Une explosion. A l'heure du « tout pour la pensée positive » Kate Tempest vous oblige à ouvrir les yeux sur le marasme ambiant. Elle l'a fait en musique, slam, hip hop, en théâtre, en poésie. « Europe is Lost » disait-elle alors que le Brexit n'était pas encore une réalité. « Let them eat chaos » à défaut de manger de la brioche, clame-t-elle encore. Et grâce aux éditions Rivages et à la traduction de Madeleine Nasalik, elle vous instigue aujourd'hui en français, Ecoute la ville tomber.

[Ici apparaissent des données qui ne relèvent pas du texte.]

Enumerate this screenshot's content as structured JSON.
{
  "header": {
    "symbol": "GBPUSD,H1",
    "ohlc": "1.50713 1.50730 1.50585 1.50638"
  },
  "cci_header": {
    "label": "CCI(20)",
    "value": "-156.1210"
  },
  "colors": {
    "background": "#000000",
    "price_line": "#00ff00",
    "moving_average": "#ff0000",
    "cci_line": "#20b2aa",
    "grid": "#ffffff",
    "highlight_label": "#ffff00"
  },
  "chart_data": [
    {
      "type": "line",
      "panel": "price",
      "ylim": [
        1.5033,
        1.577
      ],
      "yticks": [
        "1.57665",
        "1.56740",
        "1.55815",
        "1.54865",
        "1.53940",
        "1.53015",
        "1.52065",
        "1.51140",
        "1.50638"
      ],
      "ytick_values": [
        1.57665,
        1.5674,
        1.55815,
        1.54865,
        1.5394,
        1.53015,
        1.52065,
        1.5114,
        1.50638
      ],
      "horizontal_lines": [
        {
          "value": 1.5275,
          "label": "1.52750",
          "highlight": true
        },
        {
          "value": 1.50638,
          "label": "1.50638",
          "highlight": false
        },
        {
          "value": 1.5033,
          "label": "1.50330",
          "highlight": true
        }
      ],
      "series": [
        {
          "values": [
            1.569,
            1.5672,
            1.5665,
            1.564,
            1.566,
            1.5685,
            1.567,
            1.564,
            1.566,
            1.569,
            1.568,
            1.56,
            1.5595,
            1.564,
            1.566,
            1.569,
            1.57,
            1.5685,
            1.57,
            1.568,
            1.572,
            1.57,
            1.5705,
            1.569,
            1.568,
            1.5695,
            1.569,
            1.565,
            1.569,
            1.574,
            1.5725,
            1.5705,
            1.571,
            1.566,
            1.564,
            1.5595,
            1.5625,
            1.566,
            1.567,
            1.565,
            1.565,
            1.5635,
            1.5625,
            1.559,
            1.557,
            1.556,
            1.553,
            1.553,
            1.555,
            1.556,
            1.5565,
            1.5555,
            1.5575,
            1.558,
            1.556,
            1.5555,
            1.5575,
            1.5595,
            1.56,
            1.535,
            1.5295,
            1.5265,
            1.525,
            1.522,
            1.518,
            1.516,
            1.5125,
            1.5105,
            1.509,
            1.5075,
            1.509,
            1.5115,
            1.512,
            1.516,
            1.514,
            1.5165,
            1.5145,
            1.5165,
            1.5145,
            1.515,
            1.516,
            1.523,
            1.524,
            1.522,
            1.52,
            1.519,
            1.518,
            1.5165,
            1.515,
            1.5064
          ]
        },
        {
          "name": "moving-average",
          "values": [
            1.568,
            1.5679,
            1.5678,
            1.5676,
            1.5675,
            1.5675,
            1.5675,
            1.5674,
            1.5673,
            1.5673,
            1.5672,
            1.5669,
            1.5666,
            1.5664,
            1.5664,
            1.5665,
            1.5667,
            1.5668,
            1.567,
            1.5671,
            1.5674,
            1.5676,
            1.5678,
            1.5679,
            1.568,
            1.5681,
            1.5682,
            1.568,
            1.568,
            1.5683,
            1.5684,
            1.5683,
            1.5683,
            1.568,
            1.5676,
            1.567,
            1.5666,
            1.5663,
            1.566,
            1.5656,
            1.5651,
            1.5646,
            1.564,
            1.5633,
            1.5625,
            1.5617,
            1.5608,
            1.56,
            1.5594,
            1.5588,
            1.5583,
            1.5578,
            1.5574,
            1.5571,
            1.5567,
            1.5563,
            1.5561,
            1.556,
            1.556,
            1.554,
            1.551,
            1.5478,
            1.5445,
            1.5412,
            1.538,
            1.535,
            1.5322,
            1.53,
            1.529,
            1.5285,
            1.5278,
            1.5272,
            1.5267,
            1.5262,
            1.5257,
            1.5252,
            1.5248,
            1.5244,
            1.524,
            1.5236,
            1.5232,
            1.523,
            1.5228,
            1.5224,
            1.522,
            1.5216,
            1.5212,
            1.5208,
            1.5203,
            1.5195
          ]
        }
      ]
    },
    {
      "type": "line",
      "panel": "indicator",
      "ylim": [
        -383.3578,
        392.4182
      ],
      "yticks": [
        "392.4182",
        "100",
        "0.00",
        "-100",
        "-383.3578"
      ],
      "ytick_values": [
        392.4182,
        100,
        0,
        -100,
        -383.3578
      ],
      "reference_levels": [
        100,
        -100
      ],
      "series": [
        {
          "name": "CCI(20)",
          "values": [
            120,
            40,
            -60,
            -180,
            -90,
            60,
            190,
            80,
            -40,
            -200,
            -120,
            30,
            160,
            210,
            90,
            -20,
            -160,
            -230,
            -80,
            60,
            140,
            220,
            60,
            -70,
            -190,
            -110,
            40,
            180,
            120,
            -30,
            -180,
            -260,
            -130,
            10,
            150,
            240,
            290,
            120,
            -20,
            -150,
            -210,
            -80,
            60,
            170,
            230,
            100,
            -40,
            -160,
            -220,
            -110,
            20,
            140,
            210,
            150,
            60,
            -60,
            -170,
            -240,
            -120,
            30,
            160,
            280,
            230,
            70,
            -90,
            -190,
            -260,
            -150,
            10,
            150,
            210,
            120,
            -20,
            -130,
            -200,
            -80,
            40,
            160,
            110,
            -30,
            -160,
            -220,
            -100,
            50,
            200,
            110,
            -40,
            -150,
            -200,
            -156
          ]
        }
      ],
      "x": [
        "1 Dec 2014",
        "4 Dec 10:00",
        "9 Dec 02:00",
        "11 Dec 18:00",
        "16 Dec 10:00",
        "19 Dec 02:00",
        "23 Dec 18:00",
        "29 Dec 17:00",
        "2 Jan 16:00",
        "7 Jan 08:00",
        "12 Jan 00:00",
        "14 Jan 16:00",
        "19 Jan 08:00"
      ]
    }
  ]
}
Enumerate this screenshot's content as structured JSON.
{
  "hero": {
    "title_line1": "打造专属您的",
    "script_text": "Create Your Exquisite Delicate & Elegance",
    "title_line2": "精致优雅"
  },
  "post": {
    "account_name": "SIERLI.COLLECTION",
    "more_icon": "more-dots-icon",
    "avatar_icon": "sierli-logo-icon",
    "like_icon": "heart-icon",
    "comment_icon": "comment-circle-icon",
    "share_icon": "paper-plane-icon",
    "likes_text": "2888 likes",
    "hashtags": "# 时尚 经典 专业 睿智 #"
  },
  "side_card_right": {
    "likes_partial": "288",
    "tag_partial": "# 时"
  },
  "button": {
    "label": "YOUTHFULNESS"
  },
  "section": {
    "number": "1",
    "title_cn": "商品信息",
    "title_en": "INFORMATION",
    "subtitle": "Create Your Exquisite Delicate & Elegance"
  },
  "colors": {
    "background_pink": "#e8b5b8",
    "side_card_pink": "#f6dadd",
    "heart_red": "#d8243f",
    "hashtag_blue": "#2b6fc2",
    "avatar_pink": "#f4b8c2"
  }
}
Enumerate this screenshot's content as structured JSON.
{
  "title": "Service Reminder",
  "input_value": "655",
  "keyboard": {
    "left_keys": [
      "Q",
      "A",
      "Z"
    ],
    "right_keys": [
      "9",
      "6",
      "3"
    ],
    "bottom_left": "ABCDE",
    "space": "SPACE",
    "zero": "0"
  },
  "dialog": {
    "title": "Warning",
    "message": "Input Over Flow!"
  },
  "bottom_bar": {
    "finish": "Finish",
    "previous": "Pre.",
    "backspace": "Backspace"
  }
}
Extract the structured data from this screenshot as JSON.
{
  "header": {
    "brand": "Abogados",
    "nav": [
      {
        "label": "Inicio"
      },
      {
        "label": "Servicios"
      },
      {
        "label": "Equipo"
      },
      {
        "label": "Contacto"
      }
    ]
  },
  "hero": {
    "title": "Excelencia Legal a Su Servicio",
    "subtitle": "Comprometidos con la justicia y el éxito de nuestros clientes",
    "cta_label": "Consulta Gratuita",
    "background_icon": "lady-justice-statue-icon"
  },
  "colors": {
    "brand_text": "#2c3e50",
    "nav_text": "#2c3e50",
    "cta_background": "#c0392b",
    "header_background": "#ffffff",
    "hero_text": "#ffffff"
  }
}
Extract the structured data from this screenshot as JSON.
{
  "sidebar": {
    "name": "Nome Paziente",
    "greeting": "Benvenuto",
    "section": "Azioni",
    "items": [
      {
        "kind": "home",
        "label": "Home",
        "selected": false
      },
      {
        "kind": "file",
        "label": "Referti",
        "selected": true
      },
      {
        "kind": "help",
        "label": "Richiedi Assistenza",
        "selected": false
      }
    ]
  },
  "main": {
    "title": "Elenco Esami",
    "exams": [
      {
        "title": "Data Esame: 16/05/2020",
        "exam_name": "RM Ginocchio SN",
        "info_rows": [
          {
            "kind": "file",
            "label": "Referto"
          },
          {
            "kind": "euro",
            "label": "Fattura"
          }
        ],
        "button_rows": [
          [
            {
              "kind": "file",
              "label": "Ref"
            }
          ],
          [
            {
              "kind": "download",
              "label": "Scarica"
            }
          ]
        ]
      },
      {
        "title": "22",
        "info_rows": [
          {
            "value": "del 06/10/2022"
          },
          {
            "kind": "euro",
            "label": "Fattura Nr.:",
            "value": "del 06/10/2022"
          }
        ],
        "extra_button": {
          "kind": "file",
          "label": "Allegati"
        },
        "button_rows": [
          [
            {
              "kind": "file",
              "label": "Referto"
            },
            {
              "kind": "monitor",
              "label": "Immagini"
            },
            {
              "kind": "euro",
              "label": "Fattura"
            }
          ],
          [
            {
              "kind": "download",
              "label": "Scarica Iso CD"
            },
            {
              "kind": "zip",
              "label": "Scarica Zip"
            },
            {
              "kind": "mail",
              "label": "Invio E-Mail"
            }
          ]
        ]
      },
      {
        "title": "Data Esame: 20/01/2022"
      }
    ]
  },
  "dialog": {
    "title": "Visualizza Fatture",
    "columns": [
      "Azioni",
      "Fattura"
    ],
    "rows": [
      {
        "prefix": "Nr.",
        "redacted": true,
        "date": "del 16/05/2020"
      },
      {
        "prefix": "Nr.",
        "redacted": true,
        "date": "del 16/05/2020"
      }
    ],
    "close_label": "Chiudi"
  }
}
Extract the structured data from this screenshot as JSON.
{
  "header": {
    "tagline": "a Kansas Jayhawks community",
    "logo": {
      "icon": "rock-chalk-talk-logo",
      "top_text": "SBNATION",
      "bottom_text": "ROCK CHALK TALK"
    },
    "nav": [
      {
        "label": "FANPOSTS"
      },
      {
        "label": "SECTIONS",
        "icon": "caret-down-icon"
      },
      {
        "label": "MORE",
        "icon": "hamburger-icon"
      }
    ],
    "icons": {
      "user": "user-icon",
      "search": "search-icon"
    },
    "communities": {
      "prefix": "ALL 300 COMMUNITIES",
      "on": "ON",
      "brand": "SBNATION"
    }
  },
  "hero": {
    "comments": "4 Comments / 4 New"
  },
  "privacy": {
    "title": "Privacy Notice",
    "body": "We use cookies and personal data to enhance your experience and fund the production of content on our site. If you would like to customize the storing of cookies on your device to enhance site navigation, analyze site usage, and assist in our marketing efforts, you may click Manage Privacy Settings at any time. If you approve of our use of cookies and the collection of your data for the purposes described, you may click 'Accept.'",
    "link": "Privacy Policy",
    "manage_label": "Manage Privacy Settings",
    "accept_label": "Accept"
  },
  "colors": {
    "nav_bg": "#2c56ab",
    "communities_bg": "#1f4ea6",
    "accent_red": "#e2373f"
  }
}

« Regarde la ville s'écrouler pour se relever à travers la brume et les mains rouges de sang. Continue à t'accrocher à tes ballades sirupeuses en mode karaoké. Trouve ton talent. Traque-le, enferme-le dans une cage, donne la clef à celui qui a le pognon et félicite toi pour ton courage. Dandine-toi sur ta chaise, balance une œillade au type haineux que tu vas ramener chez toi de toute façon. Clame ta fidélité sur les toits. Rien n'est pour toi mais tout est à vendre, bats-toi la bouche pleine de cendres et touche le fond, tu finiras par prendre goût aux secrets et à la déception. Autour de toi on te vend du rêve et à la fin tu ne sens plus rien. Aspire, recrache, le mix parfait. Pique l'aiguille profond dans ta veine, essaie de prendre éternellement ton pied. Maintenant ferme les yeux et arrête.
Le problème, c'est que ça ne s'arrête jamais. »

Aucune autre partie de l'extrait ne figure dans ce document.